Thursday, September 20, 2007
Once upon a time he commanded a fearsome army against the armies of the United States
sending thousands of U. S. soldiers to their graves in a series of punishing battles. He led hostile forces within striking distance of Washington, and for a time, was the most feared enemy commander with whom the War Department, or the Commander-in-Chief, had ever contended.
Just under 100 years later, the United States named their newest nuclear-powered ballistic missile submarine in his honor. I do wonder if there are any, or many, other instances in world history in which a nation so honored the leading commander of opposition forces in a civil war. Perhaps there's something comparable in the storied history of the United Kingdom—I'll rely upon a reader for any info along those lines.
Lord knows there have been lots of things named after Robert E. Lee, including a university, and innumerable high schools. But it is fascinating to see military assets and forts named for one-time adversaries. In contrast to the U. S. S. Robert E. Lee, some of the most prominent and vital United States army installations are named for some of the least successful and most inept enemy commanders—namely, generals Braxton Bragg and John Bell Hood, to say nothing of the Right Reverend Bishop Polk.

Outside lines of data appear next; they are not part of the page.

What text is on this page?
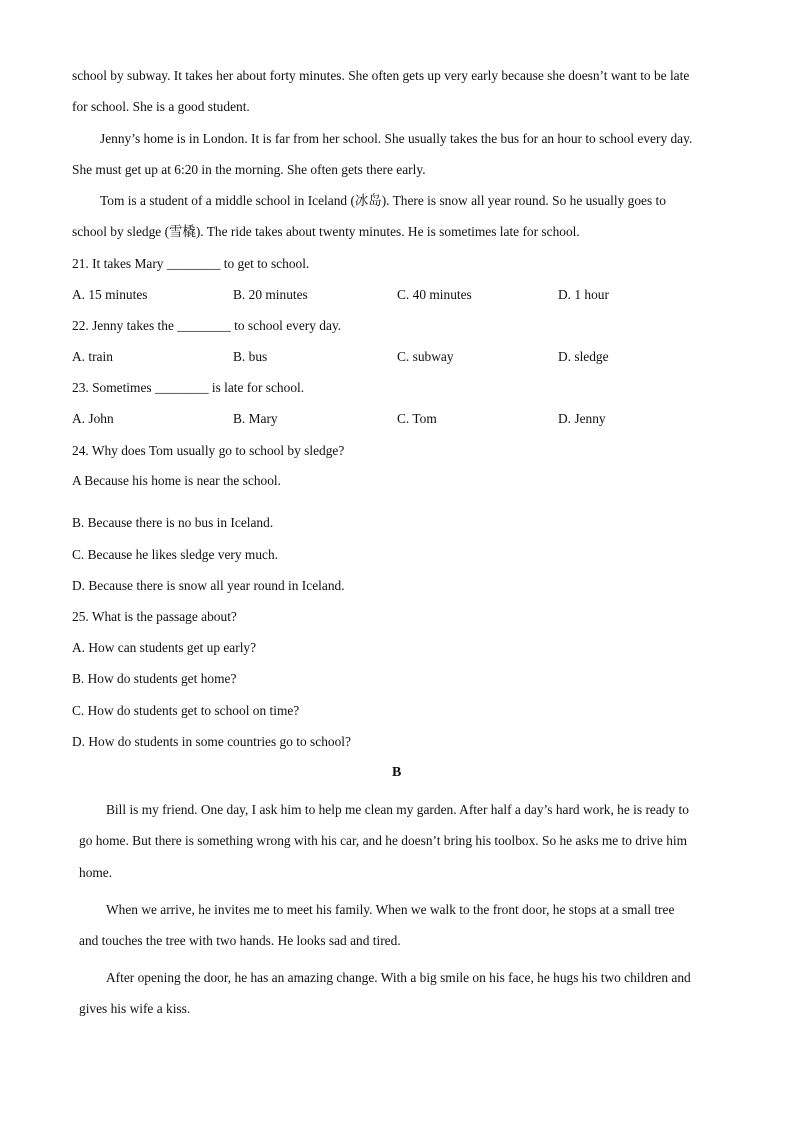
school by subway. It takes her about forty minutes. She often gets up very early because she doesn’t want to be late
for school. She is a good student.
Jenny’s home is in London. It is far from her school. She usually takes the bus for an hour to school every day.
She must get up at 6:20 in the morning. She often gets there early.
Tom is a student of a middle school in Iceland (冰岛). There is snow all year round. So he usually goes to
school by sledge (雪橇). The ride takes about twenty minutes. He is sometimes late for school.
21. It takes Mary ________ to get to school.
A. 15 minutes	B. 20 minutes	C. 40 minutes	D. 1 hour
22. Jenny takes the ________ to school every day.
A. train	B. bus	C. subway	D. sledge
23. Sometimes ________ is late for school.
A. John	B. Mary	C. Tom	D. Jenny
24. Why does Tom usually go to school by sledge?
A Because his home is near the school.
B. Because there is no bus in Iceland.
C. Because he likes sledge very much.
D. Because there is snow all year round in Iceland.
25. What is the passage about?
A. How can students get up early?
B. How do students get home?
C. How do students get to school on time?
D. How do students in some countries go to school?
B
Bill is my friend. One day, I ask him to help me clean my garden. After half a day’s hard work, he is ready to
go home. But there is something wrong with his car, and he doesn’t bring his toolbox. So he asks me to drive him
home.
When we arrive, he invites me to meet his family. When we walk to the front door, he stops at a small tree
and touches the tree with two hands. He looks sad and tired.
After opening the door, he has an amazing change. With a big smile on his face, he hugs his two children and
gives his wife a kiss.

As the kids say, "what's up with that"?
Back to the Robert E. Lee, who wouldn't want a submarine named after that guy? She was the first U. S. naval vessel to bear the name, and was launched on December 18, 1959, not too long after the last Confederate veteran died (it used to be accepted that Walter Williams, who died on December 19, 1959, was the last living C.S.A. vet, but this has since been discredited. However, the precise "last" Confederate veteran is likely one of a handful of men who died in the 1950s. William Marvel wrote about this for Blue & Gray magazine at some point).
The Marble Man's nuclear sub was the first U. S. Navy ship, but not the first vessel to carry the name. Here's a photo of the Giraffe, erstwhile steamer out of Glasgow that in 1862 became the blockade runner Robert E. Lee. After more than 20 successful runs through the Federal Blockading Squadron, she was eventually captured and converted for use in the blockade by the U. S. Navy as the U.S.S. Fort Donelson. Read more about that here.
Here's a link to some history of the Robert E. Lee (SSBN 601; later SSN 601) from the laying of her keel in 1958 to when she was decommissioned in 1983.
This photo shows the Robert E. Lee near Mare Island Shipyard, off San Francisco Bay. She would have had little trouble taking out the monitor Camanche, also pictured off Mare Island in one of my early blog entries.
The last one (below, click on for larger view) shows the Robert E. Lee's wardroom. Note the bust of famous enemy general next to the phone. What really caught my attention was the aquarium. Viewing this photo was the first time in my life I had considered the idea of miniature aquatic habitats aboard submarines. There's just something odd about it, like a bird in a birdcage, on an airplane.
But what of actual Confederate naval heroes? Were they honored by their former foes in the U.S. Navy? Indeed. Just five months after the Robert E. Lee joined the Cold War navy, the U.S.S. Semmes, a destroyer named for the pre-eminent Confederate sea captain, Raphael Semmes of the C.S.S. Alabama, set sail (heavily damaged ten years later by a clumsy Greek freighter in Naples Harbor). What about James Iredell Waddell, skipper of the legendary C.S.S. Shenandoah? Sure thing. The U.S.S. Waddell, another destroyer—launched in 1963—received 11 engagement stars for service in waters off Vietnam.
I've nothing else to say on this subject. There was no particular point to this entry, beyond the satisfaction of musing about endlessly interesting threads in American history. All this web searching for destroyers brought to mind one named for someone in my own distant bloodline—it took a turn too early and followed some other destroyers into the rocks.